As in 2019, Sheeran is estimated to be $110 million. He grew up in the town and met Cherry Seaborn, his wife at Thomas Mills High School. 

In 2017, the singer had objected to his neighbors' plans to build two homes in a paddock close to "Sheeranville". Since then, there have been a series of objections from neighbors against his own plans. 

A planning consultant had written to Suffolk Coastal District Council on behalf of the star arguing that the paddock home proposal would "extend the village in an unplanned and superficial way into the countryside". 

Tony Robinson was one of the seven neighbors who had objected to the singer's plans of building an Anglo-Saxon style chapel, where he wanted to marry his childhood sweetheart Cherry. Sheeran, however, argued that the chapel was necessary as some of his guests had "high profiles" and there was a need for "discretion" which his local church could not provide. 

Musician Ed Sheeran and fiance Cherry Seaborn look on during the Sky Bet Championship match between Ipswich Town and Aston Villa at Portman Road on April 21, 2018 in Ipswich, England. (Getty Images)

Robinson pointed out that building it would disturb the protected species great crested newts. 

In his complaint, he wrote that Sheeran wanted to "satisfy the needs of the spiritual world" while overlooking his "obligations to the living world, particularly that of protected species". 

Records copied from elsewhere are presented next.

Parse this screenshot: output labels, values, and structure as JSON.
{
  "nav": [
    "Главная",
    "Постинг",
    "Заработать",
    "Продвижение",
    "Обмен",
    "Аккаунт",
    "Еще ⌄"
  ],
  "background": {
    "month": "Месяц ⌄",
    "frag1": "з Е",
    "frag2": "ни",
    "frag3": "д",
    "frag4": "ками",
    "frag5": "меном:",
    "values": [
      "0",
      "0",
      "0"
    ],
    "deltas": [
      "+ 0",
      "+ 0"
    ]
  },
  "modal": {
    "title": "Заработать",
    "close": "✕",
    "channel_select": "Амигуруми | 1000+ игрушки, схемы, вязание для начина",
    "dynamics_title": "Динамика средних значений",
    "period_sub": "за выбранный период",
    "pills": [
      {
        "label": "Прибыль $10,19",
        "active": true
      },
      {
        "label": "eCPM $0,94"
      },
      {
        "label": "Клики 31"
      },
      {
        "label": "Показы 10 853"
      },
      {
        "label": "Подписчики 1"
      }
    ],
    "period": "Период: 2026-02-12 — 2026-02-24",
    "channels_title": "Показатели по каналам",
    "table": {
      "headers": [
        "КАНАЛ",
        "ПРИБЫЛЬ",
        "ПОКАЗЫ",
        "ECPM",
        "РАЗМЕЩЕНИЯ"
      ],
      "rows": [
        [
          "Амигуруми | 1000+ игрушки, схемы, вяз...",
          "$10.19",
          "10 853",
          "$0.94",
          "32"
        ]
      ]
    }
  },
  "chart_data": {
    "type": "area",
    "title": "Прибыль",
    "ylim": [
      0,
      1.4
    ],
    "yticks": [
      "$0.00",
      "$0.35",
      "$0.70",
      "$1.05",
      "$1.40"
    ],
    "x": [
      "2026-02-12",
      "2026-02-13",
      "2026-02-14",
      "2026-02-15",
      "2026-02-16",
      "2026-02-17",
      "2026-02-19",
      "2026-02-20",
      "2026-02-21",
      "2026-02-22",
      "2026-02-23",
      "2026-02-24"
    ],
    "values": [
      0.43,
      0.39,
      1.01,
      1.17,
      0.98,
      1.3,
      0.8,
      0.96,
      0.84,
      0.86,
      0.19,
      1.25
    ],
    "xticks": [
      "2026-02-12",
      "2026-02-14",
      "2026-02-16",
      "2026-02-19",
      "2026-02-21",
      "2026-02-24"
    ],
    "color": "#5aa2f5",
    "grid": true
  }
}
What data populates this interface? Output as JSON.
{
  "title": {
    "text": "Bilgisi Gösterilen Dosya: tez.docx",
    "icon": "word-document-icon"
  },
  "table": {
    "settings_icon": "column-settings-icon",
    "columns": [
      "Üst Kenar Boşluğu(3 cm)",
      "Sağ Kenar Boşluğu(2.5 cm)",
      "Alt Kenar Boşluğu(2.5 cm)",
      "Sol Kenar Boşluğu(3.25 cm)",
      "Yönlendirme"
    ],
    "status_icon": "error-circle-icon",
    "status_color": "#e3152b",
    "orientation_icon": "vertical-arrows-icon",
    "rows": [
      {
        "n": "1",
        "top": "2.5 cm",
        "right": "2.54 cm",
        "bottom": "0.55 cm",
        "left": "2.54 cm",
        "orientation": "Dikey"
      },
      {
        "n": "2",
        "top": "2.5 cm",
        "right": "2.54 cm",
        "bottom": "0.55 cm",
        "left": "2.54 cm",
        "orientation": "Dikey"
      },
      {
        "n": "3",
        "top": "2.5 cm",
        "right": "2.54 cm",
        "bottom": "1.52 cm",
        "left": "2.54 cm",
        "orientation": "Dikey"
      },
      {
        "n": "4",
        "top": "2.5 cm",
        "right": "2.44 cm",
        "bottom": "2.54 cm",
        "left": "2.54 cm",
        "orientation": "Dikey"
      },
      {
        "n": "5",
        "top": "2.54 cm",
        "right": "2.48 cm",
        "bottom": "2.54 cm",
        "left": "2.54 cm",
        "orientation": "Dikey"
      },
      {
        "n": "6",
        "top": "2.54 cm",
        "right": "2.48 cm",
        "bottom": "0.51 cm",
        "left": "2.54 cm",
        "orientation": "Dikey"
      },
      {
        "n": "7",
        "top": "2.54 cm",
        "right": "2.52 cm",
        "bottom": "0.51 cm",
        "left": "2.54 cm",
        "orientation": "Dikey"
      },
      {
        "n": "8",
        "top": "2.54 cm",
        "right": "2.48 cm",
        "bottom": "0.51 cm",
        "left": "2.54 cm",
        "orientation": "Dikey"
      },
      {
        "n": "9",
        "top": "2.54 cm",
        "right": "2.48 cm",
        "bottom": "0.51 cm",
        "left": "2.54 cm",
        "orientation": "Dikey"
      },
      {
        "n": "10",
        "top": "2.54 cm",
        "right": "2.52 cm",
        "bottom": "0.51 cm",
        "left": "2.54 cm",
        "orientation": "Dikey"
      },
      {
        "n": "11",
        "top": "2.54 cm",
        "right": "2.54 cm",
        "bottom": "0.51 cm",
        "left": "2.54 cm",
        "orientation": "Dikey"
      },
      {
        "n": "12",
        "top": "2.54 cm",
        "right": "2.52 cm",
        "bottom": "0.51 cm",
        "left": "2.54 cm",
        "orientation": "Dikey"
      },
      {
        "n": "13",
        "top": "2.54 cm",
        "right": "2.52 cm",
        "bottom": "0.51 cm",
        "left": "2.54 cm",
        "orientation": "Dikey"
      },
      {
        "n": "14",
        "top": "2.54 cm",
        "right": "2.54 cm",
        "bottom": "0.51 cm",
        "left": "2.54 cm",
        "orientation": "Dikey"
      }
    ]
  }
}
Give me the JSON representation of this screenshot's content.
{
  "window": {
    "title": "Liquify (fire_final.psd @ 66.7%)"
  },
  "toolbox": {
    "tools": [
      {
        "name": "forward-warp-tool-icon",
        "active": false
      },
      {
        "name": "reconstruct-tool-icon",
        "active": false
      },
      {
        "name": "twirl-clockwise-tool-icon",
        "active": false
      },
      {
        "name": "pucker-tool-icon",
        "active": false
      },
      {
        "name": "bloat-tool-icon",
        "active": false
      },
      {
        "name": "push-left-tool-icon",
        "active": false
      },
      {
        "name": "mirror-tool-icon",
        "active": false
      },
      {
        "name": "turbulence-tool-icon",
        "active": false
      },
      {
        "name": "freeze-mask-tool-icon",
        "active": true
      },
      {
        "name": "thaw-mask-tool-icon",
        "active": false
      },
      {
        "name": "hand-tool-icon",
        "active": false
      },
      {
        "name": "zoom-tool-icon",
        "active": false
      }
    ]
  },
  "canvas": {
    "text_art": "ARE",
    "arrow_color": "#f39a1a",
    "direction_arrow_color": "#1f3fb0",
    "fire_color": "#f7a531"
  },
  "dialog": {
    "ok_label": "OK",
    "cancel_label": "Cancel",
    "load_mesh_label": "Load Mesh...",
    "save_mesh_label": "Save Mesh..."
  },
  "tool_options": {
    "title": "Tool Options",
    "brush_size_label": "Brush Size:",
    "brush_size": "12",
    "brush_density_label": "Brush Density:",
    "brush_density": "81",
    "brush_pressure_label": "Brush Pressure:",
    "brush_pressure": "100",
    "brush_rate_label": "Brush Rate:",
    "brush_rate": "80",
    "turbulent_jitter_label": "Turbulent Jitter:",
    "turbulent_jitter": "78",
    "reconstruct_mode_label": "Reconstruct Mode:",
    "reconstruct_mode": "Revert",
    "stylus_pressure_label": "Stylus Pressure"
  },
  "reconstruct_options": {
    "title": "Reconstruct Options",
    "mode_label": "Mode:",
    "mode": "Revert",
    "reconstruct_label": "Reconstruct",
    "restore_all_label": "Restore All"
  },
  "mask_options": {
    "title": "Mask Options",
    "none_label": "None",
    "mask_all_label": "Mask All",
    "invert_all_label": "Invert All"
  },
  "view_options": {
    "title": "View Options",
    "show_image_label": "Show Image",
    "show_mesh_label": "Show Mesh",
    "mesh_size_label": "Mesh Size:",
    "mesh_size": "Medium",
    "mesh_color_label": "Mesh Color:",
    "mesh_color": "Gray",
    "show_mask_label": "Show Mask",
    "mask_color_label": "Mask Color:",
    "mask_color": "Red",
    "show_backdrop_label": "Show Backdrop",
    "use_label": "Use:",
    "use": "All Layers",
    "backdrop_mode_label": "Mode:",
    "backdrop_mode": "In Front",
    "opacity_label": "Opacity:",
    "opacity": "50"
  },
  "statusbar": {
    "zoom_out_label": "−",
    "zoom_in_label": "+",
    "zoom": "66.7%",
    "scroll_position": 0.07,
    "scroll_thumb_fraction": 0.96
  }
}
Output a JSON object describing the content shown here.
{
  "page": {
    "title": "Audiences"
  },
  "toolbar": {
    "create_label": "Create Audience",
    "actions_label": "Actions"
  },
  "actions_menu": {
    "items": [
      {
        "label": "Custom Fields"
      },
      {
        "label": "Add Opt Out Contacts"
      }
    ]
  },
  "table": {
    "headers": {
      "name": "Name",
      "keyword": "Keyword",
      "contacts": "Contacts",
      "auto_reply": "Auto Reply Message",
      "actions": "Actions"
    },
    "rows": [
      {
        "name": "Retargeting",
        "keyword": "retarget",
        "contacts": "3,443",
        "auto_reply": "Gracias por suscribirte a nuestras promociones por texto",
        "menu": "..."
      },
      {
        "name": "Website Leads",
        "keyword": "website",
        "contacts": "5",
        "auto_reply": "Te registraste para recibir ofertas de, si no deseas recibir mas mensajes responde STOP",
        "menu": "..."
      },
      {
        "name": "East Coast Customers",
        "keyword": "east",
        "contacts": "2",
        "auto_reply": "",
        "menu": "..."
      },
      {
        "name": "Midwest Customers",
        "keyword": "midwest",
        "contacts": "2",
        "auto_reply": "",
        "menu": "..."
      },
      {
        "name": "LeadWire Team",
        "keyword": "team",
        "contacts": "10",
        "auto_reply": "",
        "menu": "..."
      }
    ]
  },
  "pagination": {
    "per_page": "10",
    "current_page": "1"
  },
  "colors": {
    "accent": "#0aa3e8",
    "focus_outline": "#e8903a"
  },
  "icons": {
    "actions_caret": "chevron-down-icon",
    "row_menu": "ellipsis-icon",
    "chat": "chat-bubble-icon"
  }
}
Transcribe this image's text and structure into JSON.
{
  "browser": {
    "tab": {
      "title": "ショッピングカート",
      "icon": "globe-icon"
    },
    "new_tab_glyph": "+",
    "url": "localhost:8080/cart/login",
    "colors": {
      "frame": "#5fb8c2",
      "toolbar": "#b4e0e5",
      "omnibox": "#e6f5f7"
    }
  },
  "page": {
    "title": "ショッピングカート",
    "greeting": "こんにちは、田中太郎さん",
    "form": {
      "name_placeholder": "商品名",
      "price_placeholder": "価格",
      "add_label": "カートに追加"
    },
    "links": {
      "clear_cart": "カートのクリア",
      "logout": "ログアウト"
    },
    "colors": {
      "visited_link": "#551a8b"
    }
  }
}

And in her objection, Jest wrote there had been and "continues to be significant development of this site". She added that while neighbors have been "accepting", the chapel application meant that "enough was enough". 

The objections resulted in the chapel plans being ditched and the star married Cherry in the local church. 

The singer's home, a farmhouse with surrounding lane, was bought in June 2012 for $1.1 million That very year, he bought a 16th-Century Grade II listed house next door for $557,147. He then bought the four-bedroom detached home in front of his farmhouse for $1.14 million in September 2016. In October 2017, he purchased the bungalow on the other side of his driveway for $650,005.

At that time in 2013, Jest complained to the local council that his plans for a treehouse would "rise above the existing hedge and look directly into our property". 

While he initially withdrew the plan, he submitted them again the following year and they were passed. 

In 2017, he was granted permission to build a wildlife pond. He instead installed a jetty and steps, forcing neighbors to suspect that it was more for the star's use than for newts and frogs. Robinson complained, saying the pond was more for a "wild lifestyle" than actual "wildlife". His other neighbors Kenny and Carol Cattee complained as well saying that there was "loud music being played" near the pond and suspected that the pond was actually for swimming. 

In October 2018, the council allowed him to keep the additions to his pond. However, last weekend it was revealed that he had put up a wall of hay bales around the pond.

In June, he won a battle to keep a 16 feet plaque on a barn he had converted into a pub – he had put it up without permission. While he was initially ordered to remove the sign outside the pub (which he had named The Lancaster Lock), planning bosses later reversed their decision. 

Robert Scrimgeour, a council planning officer, said, "The signage does not cause me any concern and I judge that there is no harm arising from them that would adversely affect the character of the farmhouse."

In 2017, he applied for planning permission to create the private pub. It comes with underground rooms and a passage to the main house. Although the bar had to be restored with bricks and tiles, it was given the go-ahead.